Cyber wrap
24 May 2017|

Image courtesy of Pixabay user stellabelle.

The fallout from the WannaCry ransomware incident continued this week. ShadowBrokers, who released the Eternal Blue exploit used by the WannaCry ransomware, have announced a new program where members will gain access to new vulnerabilities and tools, as well as information supposedly stolen from Iranian, Chinese and North Korean missile programs. While ShadowBrokers have been linked to Russian intelligence services, it’s noteworthy that Russia itself was significantly affected by the incident. As expected, additional uses of the EternalBlue exploit have been uncovered, including to install software that mines the cryptocurrency Monero.
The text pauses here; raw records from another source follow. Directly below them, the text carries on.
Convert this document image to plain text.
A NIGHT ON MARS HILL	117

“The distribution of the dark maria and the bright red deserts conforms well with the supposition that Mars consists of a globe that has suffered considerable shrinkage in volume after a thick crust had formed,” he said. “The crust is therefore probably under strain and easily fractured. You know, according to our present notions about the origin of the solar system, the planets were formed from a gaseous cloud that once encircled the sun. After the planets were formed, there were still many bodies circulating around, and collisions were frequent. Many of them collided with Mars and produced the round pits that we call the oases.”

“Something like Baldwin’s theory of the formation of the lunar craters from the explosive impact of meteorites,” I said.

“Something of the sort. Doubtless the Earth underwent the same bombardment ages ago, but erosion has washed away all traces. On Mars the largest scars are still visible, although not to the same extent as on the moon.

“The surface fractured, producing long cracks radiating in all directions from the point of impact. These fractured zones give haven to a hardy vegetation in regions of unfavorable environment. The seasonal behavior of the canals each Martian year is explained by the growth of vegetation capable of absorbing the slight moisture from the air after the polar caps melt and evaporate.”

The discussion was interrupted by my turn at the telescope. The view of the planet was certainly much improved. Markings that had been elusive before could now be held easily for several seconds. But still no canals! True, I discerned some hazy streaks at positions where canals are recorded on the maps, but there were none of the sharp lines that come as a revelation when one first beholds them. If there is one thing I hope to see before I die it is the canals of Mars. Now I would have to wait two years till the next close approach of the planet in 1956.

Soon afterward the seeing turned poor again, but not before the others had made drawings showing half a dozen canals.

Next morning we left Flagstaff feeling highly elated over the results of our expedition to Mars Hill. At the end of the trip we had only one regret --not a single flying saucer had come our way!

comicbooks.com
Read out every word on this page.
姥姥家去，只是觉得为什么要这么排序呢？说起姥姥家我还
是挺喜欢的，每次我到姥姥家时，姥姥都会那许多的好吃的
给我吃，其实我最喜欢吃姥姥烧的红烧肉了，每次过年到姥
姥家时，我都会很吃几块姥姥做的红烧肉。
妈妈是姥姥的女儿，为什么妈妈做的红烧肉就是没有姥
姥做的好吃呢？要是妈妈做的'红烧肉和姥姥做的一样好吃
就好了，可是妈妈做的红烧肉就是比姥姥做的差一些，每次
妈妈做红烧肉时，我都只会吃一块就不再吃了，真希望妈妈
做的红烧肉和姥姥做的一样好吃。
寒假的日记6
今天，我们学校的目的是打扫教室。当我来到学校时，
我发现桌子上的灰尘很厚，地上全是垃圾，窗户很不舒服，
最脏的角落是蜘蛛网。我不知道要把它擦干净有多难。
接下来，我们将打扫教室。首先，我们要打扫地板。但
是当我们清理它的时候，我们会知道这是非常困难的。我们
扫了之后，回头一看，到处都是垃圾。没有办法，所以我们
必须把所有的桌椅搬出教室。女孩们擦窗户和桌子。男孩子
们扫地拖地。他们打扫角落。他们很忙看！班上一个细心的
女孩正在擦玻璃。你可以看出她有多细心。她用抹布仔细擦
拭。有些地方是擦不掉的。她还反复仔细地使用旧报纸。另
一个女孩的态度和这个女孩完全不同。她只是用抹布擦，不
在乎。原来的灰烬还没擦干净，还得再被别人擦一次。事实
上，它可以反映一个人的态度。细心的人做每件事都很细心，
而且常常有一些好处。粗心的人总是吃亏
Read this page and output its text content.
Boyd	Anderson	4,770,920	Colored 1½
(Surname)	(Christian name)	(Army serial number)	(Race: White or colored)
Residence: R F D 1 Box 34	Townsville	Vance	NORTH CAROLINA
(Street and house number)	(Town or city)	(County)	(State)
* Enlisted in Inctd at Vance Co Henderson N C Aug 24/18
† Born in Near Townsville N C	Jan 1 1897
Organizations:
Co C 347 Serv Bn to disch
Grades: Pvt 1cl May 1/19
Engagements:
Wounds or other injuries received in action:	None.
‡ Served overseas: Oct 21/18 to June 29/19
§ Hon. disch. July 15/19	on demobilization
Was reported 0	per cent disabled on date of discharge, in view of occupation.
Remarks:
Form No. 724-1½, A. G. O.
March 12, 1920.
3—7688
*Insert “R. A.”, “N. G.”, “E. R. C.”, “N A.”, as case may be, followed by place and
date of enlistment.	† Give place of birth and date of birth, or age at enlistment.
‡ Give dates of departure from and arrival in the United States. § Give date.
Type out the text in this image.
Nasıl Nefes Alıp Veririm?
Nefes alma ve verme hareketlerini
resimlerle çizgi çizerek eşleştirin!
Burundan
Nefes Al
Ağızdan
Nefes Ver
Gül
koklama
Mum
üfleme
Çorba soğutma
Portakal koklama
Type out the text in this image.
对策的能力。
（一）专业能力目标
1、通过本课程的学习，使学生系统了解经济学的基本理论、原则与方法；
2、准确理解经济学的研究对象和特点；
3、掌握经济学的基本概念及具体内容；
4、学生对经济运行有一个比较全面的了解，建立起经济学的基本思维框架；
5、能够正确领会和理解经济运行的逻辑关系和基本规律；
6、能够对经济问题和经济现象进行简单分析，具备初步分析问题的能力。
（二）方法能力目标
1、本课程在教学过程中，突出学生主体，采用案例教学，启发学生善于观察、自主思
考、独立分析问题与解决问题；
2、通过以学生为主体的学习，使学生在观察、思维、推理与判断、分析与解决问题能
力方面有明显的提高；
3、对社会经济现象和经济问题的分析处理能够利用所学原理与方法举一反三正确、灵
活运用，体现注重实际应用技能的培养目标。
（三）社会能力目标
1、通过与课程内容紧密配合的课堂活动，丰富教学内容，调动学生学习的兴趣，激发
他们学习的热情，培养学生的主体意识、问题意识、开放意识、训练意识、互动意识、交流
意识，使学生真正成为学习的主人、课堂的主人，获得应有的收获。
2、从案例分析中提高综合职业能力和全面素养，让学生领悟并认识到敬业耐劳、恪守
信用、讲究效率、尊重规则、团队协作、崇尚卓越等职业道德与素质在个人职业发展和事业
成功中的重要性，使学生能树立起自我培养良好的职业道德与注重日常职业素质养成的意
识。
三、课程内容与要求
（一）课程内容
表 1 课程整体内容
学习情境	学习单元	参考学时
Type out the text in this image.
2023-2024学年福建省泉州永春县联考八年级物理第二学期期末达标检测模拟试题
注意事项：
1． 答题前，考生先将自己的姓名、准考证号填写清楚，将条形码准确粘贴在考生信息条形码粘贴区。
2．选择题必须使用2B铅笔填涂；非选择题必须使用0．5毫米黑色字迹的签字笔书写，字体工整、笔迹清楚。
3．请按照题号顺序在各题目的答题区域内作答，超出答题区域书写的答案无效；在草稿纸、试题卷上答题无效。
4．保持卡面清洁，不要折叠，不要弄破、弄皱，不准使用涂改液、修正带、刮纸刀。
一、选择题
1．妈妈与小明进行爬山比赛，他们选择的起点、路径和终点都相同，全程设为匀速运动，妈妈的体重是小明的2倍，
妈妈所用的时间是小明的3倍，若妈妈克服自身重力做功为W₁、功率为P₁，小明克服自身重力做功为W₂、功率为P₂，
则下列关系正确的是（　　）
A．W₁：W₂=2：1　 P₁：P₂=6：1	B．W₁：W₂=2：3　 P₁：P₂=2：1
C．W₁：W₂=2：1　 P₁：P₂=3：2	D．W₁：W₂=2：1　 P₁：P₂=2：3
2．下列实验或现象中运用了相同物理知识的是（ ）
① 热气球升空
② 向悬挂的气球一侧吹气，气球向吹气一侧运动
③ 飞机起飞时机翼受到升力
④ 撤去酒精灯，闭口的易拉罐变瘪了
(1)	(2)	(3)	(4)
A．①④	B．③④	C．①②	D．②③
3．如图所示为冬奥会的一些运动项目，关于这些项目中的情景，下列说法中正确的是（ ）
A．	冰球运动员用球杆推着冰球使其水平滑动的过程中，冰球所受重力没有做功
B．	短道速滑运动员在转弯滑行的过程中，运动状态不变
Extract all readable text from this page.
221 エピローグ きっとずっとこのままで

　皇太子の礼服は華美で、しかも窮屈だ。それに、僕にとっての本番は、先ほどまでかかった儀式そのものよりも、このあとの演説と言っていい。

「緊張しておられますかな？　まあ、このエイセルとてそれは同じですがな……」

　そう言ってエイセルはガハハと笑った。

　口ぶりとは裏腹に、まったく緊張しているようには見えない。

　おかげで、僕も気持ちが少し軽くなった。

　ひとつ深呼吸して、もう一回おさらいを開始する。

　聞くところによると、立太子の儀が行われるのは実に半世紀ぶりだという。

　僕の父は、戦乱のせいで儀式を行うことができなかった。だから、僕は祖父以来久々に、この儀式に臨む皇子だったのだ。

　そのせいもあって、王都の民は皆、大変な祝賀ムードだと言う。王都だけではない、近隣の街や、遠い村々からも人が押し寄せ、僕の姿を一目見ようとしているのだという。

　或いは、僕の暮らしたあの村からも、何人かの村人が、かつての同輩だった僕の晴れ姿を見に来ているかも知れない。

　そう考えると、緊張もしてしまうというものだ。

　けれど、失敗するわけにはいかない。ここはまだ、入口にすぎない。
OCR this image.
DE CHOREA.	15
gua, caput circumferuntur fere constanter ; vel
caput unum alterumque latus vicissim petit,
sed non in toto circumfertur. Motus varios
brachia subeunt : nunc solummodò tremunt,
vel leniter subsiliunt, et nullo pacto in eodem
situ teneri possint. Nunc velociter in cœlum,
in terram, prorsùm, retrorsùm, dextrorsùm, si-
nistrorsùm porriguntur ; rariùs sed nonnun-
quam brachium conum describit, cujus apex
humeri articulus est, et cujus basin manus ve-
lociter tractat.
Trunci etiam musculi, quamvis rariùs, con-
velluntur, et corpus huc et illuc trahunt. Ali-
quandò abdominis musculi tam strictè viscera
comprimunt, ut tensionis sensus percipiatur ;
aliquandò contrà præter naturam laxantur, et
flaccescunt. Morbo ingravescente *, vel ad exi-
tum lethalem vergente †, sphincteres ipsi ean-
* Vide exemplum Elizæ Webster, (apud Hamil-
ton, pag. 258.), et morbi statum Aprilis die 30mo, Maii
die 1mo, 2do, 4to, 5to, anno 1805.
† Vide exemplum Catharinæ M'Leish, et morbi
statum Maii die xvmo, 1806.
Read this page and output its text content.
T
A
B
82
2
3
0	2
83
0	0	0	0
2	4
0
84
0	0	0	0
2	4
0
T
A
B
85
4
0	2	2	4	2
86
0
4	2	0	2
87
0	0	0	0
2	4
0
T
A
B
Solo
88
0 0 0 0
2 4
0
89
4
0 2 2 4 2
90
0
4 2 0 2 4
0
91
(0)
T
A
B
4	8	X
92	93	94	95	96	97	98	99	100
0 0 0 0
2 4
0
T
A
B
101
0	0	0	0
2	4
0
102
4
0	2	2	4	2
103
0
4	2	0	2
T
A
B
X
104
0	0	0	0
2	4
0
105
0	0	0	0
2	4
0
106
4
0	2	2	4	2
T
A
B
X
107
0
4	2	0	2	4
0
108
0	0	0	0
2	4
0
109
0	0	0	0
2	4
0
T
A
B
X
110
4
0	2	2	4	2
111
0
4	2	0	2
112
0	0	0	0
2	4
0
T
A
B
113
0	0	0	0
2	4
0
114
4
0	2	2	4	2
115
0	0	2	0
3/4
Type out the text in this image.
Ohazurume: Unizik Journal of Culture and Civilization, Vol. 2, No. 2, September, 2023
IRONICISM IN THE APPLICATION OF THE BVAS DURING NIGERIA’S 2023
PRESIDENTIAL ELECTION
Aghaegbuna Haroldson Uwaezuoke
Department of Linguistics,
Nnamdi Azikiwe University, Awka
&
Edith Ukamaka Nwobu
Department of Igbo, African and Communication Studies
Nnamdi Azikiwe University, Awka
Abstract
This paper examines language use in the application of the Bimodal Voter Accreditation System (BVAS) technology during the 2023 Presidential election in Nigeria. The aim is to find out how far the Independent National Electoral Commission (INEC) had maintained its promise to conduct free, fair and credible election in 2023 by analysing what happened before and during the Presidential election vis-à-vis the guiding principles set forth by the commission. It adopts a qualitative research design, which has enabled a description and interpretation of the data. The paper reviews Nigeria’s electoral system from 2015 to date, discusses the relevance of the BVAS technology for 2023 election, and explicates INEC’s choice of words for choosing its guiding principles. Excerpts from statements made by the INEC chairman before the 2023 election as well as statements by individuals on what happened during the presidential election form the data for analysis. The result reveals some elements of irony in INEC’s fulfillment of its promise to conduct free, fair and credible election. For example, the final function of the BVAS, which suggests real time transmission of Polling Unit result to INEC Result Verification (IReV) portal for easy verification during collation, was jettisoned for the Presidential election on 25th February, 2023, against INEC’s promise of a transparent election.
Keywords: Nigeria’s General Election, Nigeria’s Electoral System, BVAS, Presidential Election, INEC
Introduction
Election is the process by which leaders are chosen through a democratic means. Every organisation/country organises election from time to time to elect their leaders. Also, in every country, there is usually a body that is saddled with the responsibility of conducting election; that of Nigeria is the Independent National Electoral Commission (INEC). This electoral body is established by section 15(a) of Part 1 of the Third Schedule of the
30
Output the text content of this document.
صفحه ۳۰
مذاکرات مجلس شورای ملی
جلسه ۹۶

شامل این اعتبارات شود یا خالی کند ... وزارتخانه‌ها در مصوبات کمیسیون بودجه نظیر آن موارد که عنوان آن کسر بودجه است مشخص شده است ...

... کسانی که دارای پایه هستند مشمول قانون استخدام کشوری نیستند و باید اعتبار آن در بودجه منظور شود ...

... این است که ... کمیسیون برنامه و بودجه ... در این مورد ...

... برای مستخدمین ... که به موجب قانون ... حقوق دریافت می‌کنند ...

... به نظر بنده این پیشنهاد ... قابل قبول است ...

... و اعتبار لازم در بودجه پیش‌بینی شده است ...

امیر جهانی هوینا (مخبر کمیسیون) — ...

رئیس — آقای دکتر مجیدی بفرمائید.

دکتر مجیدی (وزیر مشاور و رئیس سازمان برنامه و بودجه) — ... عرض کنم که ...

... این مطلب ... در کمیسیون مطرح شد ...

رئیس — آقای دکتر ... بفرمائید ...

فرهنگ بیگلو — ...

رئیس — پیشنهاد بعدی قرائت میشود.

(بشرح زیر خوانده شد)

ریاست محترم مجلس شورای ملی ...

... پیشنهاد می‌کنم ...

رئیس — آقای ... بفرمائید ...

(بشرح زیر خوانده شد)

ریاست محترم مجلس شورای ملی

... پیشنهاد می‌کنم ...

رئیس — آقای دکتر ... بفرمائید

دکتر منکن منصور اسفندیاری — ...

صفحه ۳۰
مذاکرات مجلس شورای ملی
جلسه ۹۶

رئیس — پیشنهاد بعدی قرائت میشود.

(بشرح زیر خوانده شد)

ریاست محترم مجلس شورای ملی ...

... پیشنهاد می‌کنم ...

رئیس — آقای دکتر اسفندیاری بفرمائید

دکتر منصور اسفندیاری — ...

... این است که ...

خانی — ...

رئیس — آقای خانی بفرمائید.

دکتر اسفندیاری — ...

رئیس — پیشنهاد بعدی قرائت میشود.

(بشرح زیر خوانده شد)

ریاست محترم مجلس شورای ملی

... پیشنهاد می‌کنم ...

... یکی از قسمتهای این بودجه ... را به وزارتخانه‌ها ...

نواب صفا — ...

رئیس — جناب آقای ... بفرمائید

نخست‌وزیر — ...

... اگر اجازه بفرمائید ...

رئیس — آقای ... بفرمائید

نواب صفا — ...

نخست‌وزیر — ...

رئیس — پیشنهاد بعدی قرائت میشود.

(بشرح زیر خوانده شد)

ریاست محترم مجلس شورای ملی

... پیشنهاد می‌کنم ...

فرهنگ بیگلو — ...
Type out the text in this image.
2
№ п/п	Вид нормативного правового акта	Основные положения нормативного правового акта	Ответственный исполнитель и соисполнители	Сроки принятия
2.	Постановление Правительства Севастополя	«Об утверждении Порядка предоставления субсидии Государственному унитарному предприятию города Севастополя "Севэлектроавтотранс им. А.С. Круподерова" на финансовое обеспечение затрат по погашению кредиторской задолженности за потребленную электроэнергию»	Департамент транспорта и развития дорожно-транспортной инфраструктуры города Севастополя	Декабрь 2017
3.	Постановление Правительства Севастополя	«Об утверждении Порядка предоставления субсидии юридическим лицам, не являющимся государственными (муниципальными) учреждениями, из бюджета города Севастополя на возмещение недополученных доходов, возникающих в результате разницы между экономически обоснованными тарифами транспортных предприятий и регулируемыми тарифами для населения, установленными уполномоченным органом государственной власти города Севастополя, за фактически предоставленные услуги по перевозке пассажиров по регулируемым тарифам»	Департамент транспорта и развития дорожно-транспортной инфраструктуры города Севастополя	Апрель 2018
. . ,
Speculation over whether the Hermit Kingdom is behind WannaCry has also continued this week. Cybersecurity firm Symantec’s Security Response team have released further evidence which they claim more closely ties WannaCry to the North Korean-linked Lazarus Group of hackers. Symantec notes that similarities in the tools used in last week’s attack link the ransomware to the tools used in other cyber incidents linked to North Korea—including the 2014 Sony hack and last year’s attack on Bangladesh’s Central bank. However, the difference between previous incidents and WannaCry is the nature of the malware’s autonomous propagation through networks using the EternalBlue exploit, whereas previous Lazarus Group linked malware required greater intervention by the hackers, limiting the extent of its spread.

WannaCry has also focused international attention on North Korea’s cyber capabilities. Jim Lewis from CSIS noted that the Sony hack marked a steep change in the nature of North Korean cyber espionage and hacking activity. Lewis notes that before Sony North Korea focused on espionage and harassment of South Korean political targets, but afterwards they’ve increasingly used their skills for criminal activity to generate hard currency for the regime.

Various North Korean People’s Army units have been identified as being involved in cyber operations, but Unit 180 in the Reconnaissance General Bureau has been most closely linked to WannaCry. Greg Austin from UNSW told a seminar in Canberra last week that over 6,000 North Koreans are involved in various aspects of cyber operations including disrupting the South’s military critical infrastructure and command and control systems. And over at the UN, the North Korean Sanctions Committee has warned members to be alert to North Korean hacking after one of its panel of experts was hacked. The warning ominously noted that the hackers had gained ‘very detailed insight’ into the work of the committee.

Another infamous hacking group—variously known as APT3, Gothic Panda and UPS—has been linked to the Chinese Ministry of State Security (MSS) in a blog published by Intrusion Truth, an anonymous cybersecurity blogging group. The post notes the links between two directors of the Guangzhou Boyu Information Technology Group (Boyusec), and the domains used by APT3 for their activities. Boyusec is also linked with Chinese technology firm Huawei, and the US Defense Department reportedly noted in an internal investigation in 2016 that Boyusec and Huawei had been cooperating to develop products with “backdoors” installed to enable future espionage activity. Intrusion Truth believes that Boyusec is contracted to MSS through various intermediary state organs, keeping with that agency’s  conventional intelligence collection methods by utilising  commercial organisations as cover for intelligence collection. APT3 has previously been linked with cyber operations targeting both the US and Hong Kong.

Closer to home, the Australian government has agreed to work with the Information Commissioner to develop a privacy code for Commonwealth agencies. Back in March, Commissioner Tim Pilgrim requested that the new code be developed, spurred by the fact that significant bungles including #censusfail and data breaches from the Health Department and Public Service Commission had the potential to significantly undermine public trust in the government’s ability to manage data appropriately. The code will be implemented in 2018.

Also in Canberra, in an attempt to improve their own skills and attract more tech-savvy people, teams of government cybersecurity personnel will take part in a cyber ‘war game’ this September, hosted by the Department of Human Services. The teams will work on a cyber test range to defend Lego models of trains, bridges and towns.